* This is how I feel like now!*
You never know what is gonna befall on you. I conclude that there is no such thing as a good day! Seriously!
Maybe I'm being cynical here but seriously. God! I never cursed so much in facebook before! Probably gonna hang myself now. Have no mood whatsoever to read the news for in-class quiz later, so I'm here ranting my shit out!
Let me tell you about my day. Well, half a day. It's only 12 pm now. Last night slept around 1 am and woke up at 7 am without any alarm buzzing its lungs out to wake me. Fantastic! Then have a nice weather with sun and chill. My favorite.
And you know, I thought, "Hey, might be a good day today. Came to uni early and will have time to rush in some news and blog a bit on the couture piece I have yet to do."
Went to uni and have a great cup of coffee. And then shit starts to happen, maybe it's the coffee or the banana I ate last night. Stomach started rumbling and you know, you get what I mean. Not good. Got an email while in toilet, and somehow left my phone somewhere without knowing in the process from toilet to library.
When I got to the library, the internet fucking suck. Can't load shit without waiting for 10 million minutes and Mozilla kept going to "Not Responding" mode.
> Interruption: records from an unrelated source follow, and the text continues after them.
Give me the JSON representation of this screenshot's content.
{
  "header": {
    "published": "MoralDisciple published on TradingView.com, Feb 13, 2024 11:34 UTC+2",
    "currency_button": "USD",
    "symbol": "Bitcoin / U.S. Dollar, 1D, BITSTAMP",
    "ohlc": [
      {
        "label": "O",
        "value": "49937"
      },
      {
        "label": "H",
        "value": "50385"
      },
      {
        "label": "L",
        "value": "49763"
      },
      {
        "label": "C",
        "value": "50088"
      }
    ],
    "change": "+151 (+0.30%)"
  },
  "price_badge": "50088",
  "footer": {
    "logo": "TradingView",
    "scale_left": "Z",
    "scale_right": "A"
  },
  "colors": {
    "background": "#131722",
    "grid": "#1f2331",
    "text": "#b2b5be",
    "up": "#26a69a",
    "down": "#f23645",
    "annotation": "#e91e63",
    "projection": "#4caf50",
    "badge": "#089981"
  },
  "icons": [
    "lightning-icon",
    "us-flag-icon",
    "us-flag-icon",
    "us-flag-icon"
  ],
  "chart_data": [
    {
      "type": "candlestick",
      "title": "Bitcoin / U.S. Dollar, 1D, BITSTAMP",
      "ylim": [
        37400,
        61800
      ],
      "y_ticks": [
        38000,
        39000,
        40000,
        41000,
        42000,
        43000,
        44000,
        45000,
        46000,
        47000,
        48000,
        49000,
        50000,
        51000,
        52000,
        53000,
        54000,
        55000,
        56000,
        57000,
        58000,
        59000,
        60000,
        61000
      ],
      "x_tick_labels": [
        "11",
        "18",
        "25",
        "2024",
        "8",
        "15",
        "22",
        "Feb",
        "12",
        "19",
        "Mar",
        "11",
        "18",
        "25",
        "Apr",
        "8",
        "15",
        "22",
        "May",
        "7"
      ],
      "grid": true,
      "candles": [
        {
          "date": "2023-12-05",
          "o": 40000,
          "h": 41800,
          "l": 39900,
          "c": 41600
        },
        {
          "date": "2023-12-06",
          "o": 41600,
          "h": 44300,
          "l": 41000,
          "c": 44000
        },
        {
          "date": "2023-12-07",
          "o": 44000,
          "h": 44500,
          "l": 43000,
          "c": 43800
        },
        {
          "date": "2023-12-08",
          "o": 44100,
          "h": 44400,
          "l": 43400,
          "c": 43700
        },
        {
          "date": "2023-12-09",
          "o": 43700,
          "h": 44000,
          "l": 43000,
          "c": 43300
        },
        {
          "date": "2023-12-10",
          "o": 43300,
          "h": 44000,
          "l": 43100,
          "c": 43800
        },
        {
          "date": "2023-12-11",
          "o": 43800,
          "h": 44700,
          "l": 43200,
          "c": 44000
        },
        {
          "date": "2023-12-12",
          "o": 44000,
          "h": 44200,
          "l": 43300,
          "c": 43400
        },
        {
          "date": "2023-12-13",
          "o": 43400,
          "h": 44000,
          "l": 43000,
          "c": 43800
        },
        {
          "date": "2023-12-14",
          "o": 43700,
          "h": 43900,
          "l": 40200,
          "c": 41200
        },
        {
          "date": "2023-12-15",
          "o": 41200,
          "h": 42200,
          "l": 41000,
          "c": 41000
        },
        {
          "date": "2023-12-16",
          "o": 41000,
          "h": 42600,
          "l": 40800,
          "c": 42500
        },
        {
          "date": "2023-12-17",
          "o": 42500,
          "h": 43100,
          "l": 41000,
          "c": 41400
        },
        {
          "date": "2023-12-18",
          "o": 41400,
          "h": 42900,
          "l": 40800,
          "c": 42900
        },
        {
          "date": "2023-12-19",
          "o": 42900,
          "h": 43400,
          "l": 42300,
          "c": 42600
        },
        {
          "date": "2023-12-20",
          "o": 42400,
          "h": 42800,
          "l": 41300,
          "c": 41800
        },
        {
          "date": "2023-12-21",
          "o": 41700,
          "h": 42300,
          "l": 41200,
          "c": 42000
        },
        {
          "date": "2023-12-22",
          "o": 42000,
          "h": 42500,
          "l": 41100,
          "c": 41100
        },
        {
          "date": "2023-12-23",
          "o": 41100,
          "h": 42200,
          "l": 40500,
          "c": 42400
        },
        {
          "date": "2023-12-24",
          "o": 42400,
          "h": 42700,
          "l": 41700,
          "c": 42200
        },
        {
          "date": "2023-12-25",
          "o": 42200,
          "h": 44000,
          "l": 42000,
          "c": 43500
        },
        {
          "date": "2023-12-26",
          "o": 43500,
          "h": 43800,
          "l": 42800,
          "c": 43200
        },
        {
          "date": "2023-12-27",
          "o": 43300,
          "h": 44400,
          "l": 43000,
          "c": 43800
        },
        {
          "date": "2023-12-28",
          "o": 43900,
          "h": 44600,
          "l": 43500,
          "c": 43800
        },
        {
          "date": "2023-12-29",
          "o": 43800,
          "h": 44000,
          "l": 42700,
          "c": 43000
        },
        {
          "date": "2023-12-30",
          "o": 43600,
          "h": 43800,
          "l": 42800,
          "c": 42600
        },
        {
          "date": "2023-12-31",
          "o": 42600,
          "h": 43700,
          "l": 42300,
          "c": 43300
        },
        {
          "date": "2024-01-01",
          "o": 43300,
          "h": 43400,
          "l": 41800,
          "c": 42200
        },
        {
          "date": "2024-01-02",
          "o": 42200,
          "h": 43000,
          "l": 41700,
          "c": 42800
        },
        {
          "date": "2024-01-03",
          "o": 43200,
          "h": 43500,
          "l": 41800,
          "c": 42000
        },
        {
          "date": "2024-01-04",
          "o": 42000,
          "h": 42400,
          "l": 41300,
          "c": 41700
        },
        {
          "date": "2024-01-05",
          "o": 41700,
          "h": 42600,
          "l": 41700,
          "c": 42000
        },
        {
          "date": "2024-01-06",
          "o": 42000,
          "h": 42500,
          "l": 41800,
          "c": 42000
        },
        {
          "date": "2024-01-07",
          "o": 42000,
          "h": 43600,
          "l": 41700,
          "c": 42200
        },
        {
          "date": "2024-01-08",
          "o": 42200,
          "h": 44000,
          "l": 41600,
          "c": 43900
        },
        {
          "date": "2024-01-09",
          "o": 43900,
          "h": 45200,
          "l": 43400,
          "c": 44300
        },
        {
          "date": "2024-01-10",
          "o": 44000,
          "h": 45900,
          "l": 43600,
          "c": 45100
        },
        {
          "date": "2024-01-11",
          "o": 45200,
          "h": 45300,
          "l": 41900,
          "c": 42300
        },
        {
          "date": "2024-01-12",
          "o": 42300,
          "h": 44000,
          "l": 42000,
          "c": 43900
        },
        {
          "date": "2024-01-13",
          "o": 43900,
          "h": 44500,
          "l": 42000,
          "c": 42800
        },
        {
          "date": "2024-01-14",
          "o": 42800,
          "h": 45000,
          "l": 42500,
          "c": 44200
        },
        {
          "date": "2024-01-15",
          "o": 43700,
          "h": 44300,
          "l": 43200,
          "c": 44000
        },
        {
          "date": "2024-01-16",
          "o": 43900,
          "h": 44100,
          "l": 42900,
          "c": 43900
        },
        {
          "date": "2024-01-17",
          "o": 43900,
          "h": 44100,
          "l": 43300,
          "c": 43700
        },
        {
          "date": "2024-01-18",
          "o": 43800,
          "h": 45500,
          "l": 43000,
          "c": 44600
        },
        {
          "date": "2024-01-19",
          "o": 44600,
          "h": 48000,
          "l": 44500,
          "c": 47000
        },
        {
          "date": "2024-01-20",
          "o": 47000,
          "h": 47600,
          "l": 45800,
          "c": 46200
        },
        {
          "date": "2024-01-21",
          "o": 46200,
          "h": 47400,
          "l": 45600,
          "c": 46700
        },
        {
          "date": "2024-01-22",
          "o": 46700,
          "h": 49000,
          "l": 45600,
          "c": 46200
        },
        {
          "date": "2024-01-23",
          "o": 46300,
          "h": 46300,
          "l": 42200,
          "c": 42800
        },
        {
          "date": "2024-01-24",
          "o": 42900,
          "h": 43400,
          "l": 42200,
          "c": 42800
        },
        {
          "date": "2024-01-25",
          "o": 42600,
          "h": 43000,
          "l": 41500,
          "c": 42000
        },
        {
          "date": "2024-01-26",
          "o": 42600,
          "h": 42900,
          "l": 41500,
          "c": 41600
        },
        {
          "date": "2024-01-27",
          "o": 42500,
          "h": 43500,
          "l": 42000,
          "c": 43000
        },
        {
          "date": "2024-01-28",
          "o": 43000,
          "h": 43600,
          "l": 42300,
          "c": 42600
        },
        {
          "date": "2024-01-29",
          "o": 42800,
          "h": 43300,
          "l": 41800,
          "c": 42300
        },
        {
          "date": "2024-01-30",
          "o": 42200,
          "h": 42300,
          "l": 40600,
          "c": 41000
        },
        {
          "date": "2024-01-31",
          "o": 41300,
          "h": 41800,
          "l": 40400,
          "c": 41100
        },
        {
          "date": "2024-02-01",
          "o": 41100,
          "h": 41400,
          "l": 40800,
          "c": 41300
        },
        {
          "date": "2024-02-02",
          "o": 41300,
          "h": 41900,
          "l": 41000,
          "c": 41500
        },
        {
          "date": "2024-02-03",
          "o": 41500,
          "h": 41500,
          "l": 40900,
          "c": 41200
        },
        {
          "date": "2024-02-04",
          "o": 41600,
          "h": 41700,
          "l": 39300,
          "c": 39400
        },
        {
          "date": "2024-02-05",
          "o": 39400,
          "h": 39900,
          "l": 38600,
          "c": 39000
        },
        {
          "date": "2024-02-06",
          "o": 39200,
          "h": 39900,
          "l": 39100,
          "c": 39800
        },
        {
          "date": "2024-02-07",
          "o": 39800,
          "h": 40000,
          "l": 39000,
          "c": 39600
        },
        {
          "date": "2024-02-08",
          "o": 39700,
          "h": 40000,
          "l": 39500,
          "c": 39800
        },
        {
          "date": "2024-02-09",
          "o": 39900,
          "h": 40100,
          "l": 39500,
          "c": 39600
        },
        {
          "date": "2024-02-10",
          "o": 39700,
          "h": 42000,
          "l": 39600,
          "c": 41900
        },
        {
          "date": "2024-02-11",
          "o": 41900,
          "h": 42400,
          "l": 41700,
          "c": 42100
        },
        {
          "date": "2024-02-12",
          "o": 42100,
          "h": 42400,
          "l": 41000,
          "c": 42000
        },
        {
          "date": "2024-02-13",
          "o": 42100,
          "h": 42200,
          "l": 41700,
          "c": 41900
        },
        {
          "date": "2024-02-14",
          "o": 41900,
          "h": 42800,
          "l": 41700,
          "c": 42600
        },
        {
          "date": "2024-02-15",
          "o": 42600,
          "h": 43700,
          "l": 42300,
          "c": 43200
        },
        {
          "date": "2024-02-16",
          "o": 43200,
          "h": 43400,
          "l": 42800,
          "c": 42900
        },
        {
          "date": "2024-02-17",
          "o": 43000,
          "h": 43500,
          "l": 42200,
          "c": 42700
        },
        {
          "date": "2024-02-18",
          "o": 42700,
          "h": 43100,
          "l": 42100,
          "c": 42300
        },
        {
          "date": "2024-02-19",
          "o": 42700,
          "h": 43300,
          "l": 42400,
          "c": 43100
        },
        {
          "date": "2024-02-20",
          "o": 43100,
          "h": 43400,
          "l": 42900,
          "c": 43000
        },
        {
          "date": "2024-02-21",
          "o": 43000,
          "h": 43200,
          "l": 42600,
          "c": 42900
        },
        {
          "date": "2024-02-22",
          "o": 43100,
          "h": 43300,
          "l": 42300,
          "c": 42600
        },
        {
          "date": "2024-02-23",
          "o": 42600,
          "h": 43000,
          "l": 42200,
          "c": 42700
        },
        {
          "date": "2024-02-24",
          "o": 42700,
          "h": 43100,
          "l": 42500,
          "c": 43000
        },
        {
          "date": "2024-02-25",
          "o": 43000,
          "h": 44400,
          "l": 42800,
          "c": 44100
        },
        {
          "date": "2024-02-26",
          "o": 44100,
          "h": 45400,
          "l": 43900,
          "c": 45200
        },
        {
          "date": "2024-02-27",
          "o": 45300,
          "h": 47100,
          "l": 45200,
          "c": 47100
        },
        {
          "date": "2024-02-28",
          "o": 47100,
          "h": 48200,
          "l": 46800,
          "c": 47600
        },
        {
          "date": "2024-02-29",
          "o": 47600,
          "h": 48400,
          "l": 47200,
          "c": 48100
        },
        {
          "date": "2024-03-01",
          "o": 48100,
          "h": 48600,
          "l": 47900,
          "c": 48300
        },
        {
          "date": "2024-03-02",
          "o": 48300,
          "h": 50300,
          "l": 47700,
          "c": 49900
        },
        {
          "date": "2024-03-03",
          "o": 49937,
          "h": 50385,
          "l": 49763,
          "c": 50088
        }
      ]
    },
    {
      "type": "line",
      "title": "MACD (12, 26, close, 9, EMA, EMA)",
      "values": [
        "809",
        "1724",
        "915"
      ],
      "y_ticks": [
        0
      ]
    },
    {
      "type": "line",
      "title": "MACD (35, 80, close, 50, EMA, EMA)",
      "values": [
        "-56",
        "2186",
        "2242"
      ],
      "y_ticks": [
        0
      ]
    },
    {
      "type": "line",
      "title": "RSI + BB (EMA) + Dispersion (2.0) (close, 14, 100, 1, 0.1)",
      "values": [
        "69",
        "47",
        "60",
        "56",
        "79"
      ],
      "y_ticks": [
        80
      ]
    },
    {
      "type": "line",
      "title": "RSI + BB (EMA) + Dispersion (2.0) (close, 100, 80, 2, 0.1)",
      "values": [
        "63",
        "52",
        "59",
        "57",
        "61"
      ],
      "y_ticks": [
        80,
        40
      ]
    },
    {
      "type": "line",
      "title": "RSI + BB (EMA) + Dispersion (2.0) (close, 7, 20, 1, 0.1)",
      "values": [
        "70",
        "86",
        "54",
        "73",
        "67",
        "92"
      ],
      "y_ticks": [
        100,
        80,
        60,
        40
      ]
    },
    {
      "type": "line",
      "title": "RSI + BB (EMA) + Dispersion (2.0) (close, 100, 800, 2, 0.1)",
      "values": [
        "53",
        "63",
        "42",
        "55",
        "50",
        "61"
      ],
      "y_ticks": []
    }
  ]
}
And then when I reach for my phone, it's gone! F**K!!!!!!!!
Tried calling it but no one picked up. So i deducted and think I dropped it somewhere near toilet or on the way to the library. So yeah, there is no such thing as a good day. At least not for me today.
I never pray to god but please let me have my phone back, god!!! Or at least let me have a nicer day to follow. Feel like hanging myself. Having a migraine now but surprisingly I can still write.
Anyhow, just ranting out, so that I won't jump of the building.